Option 1. Define the three separate inputs as you’ve done in your example above and define a custom subsampling scheme that separately selects records from the North American and global inputs. Your scheme could look like the example in the multiple inputs guide (although here I use the query
option to select records I want instead of excluding records I don’t want):
subsampling:
custom-scheme:
# Select a fixed number of random sequences from North American input.
north-america-subset:
# The column name identifying the dataset comes from the input's name
# in the builds config above.
query: --query "na_subsampling == 'yes'"
max_sequences: 1000
# Select a fixed number of random sequences from global GISAID input.
global-subset:
query: --query "global_subsampling == 'yes'"
max_sequences: 500
The benefit of this approach is that you don’t need to know how the North American subsampling was defined; you can just randomly sample from it. The disadvantage is that the North American input and full GISAID input are redundant with each other; the former is a subset of the latter. This means the workflow will waste a lot of disk input/output merging these two inputs into a single FASTA and metadata file when you could just as easily start with the full GISAID input. Another issue with this approach is that the workflow will align, mask, and filter every sequence from all inputs before it merges the inputs together. This can take a long time even with a lot of CPUs.
Option 2. Start with only the full GISAID input and select your own North American and global subsets. With this approach, you can skip the extra time/disk required to merge multiple inputs and jump right to subsampling. On the other hand, you have to define your own subsampling logic to get North American sequences. You can use the Nextstrain subsampling scheme as a starting point, but this scheme uses some custom Snakemake rules to select early/late subsets of data. You would need to include these rules in your workflow or define a simpler scheme. Like the approach above, this approach will also align, mask, and filter all GISAID sequences.
Option 3. Subsample data prior to running the workflow. You can follow our guide for curating subsampled data from the full GISAID database and produce a single set of subsampled sequences and metadata to pass to the ncov workflow. This approach requires your logic about subsampling to live outside of the ncov workflow, but you could imagine putting that logic in a shell script or even writing your own Snakemake rules to do this work that you inject into the workflow.

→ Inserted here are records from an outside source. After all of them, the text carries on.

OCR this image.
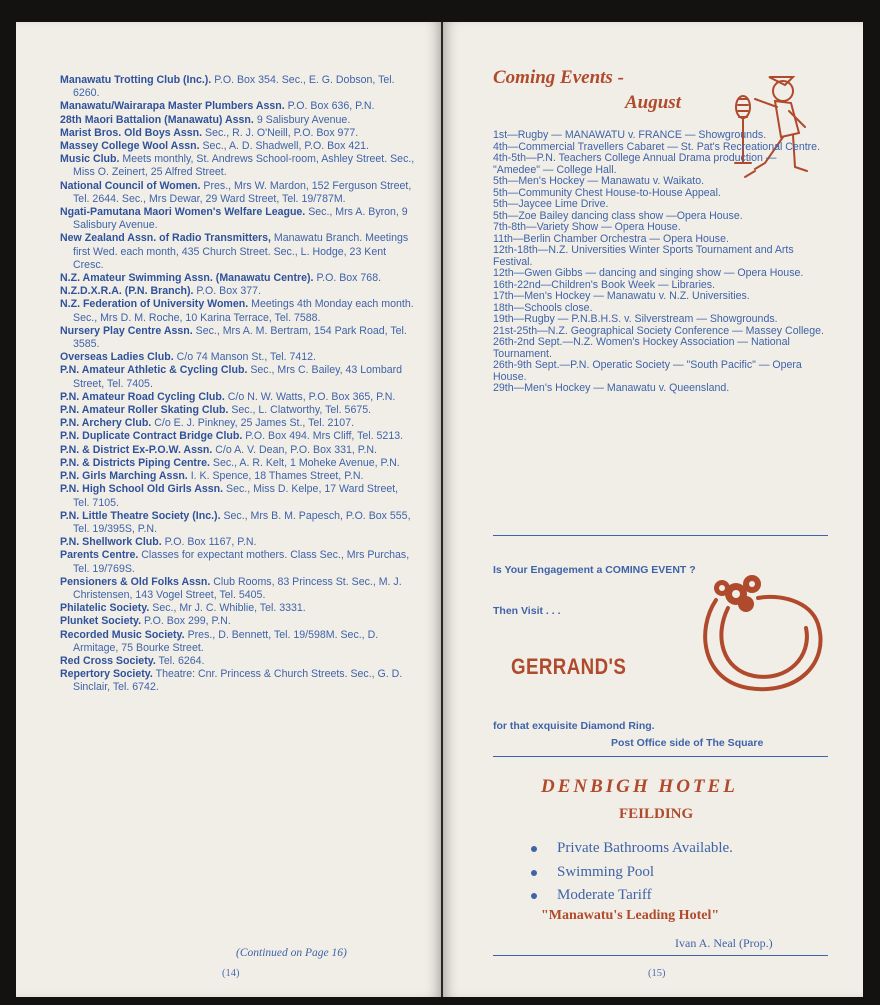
Manawatu Trotting Club (Inc.). P.O. Box 354. Sec., E. G. Dobson, Tel. 6260.

Manawatu/Wairarapa Master Plumbers Assn. P.O. Box 636, P.N.

28th Maori Battalion (Manawatu) Assn. 9 Salisbury Avenue.

Marist Bros. Old Boys Assn. Sec., R. J. O'Neill, P.O. Box 977.

Massey College Wool Assn. Sec., A. D. Shadwell, P.O. Box 421.

Music Club. Meets monthly, St. Andrews School-room, Ashley Street. Sec., Miss O. Zeinert, 25 Alfred Street.

National Council of Women. Pres., Mrs W. Mardon, 152 Ferguson Street, Tel. 2644. Sec., Mrs Dewar, 29 Ward Street, Tel. 19/787M.

Ngati-Pamutana Maori Women's Welfare League. Sec., Mrs A. Byron, 9 Salisbury Avenue.

New Zealand Assn. of Radio Transmitters, Manawatu Branch. Meetings first Wed. each month, 435 Church Street. Sec., L. Hodge, 23 Kent Cresc.

N.Z. Amateur Swimming Assn. (Manawatu Centre). P.O. Box 768.

N.Z.D.X.R.A. (P.N. Branch). P.O. Box 377.

N.Z. Federation of University Women. Meetings 4th Monday each month. Sec., Mrs D. M. Roche, 10 Karina Terrace, Tel. 7588.

Nursery Play Centre Assn. Sec., Mrs A. M. Bertram, 154 Park Road, Tel. 3585.

Overseas Ladies Club. C/o 74 Manson St., Tel. 7412.

P.N. Amateur Athletic & Cycling Club. Sec., Mrs C. Bailey, 43 Lombard Street, Tel. 7405.

P.N. Amateur Road Cycling Club. C/o N. W. Watts, P.O. Box 365, P.N.

P.N. Amateur Roller Skating Club. Sec., L. Clatworthy, Tel. 5675.

P.N. Archery Club. C/o E. J. Pinkney, 25 James St., Tel. 2107.

P.N. Duplicate Contract Bridge Club. P.O. Box 494. Mrs Cliff, Tel. 5213.

P.N. & District Ex-P.O.W. Assn. C/o A. V. Dean, P.O. Box 331, P.N.

P.N. & Districts Piping Centre. Sec., A. R. Kelt, 1 Moheke Avenue, P.N.

P.N. Girls Marching Assn. I. K. Spence, 18 Thames Street, P.N.

P.N. High School Old Girls Assn. Sec., Miss D. Kelpe, 17 Ward Street, Tel. 7105.

P.N. Little Theatre Society (Inc.). Sec., Mrs B. M. Papesch, P.O. Box 555, Tel. 19/395S, P.N.

P.N. Shellwork Club. P.O. Box 1167, P.N.

Parents Centre. Classes for expectant mothers. Class Sec., Mrs Purchas, Tel. 19/769S.

Pensioners & Old Folks Assn. Club Rooms, 83 Princess St. Sec., M. J. Christensen, 143 Vogel Street, Tel. 5405.

Philatelic Society. Sec., Mr J. C. Whiblie, Tel. 3331.

Plunket Society. P.O. Box 299, P.N.

Recorded Music Society. Pres., D. Bennett, Tel. 19/598M. Sec., D. Armitage, 75 Bourke Street.

Red Cross Society. Tel. 6264.

Repertory Society. Theatre: Cnr. Princess & Church Streets. Sec., G. D. Sinclair, Tel. 6742.

(Continued on Page 16)
(14)
Coming Events -
August

1st—Rugby — MANAWATU v. FRANCE — Showgrounds.

4th—Commercial Travellers Cabaret — St. Pat's Recreational Centre.

4th-5th—P.N. Teachers College Annual Drama production — "Amedee" — College Hall.

5th—Men's Hockey — Manawatu v. Waikato.

5th—Community Chest House-to-House Appeal.

5th—Jaycee Lime Drive.

5th—Zoe Bailey dancing class show —Opera House.

7th-8th—Variety Show — Opera House.

11th—Berlin Chamber Orchestra — Opera House.

12th-18th—N.Z. Universities Winter Sports Tournament and Arts Festival.

12th—Gwen Gibbs — dancing and singing show — Opera House.

16th-22nd—Children's Book Week — Libraries.

17th—Men's Hockey — Manawatu v. N.Z. Universities.

18th—Schools close.

19th—Rugby — P.N.B.H.S. v. Silverstream — Showgrounds.

21st-25th—N.Z. Geographical Society Conference — Massey College.

26th-2nd Sept.—N.Z. Women's Hockey Association — National Tournament.

26th-9th Sept.—P.N. Operatic Society — "South Pacific" — Opera House.

29th—Men's Hockey — Manawatu v. Queensland.

Is Your Engagement a COMING EVENT ?
Then Visit . . .
GERRAND'S
for that exquisite Diamond Ring.
Post Office side of The Square
DENBIGH HOTEL
FEILDING
Private Bathrooms Available.
Swimming Pool
Moderate Tariff
"Manawatu's Leading Hotel"
Ivan A. Neal (Prop.)
(15)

This approach will only need to align, mask, and filter the subsampled data you select, so it will be much faster than the other two approaches.
If you want to get started as quickly as possible, Option 1 requires the least upfront work on your part and the most computational time to complete. Option 3 requires a little extra upfront work and runs the fastest.
If you want to setup a workflow configuration that will be easy to maintain in the long term, either Option 2 or an automated version of Option 3 are the best.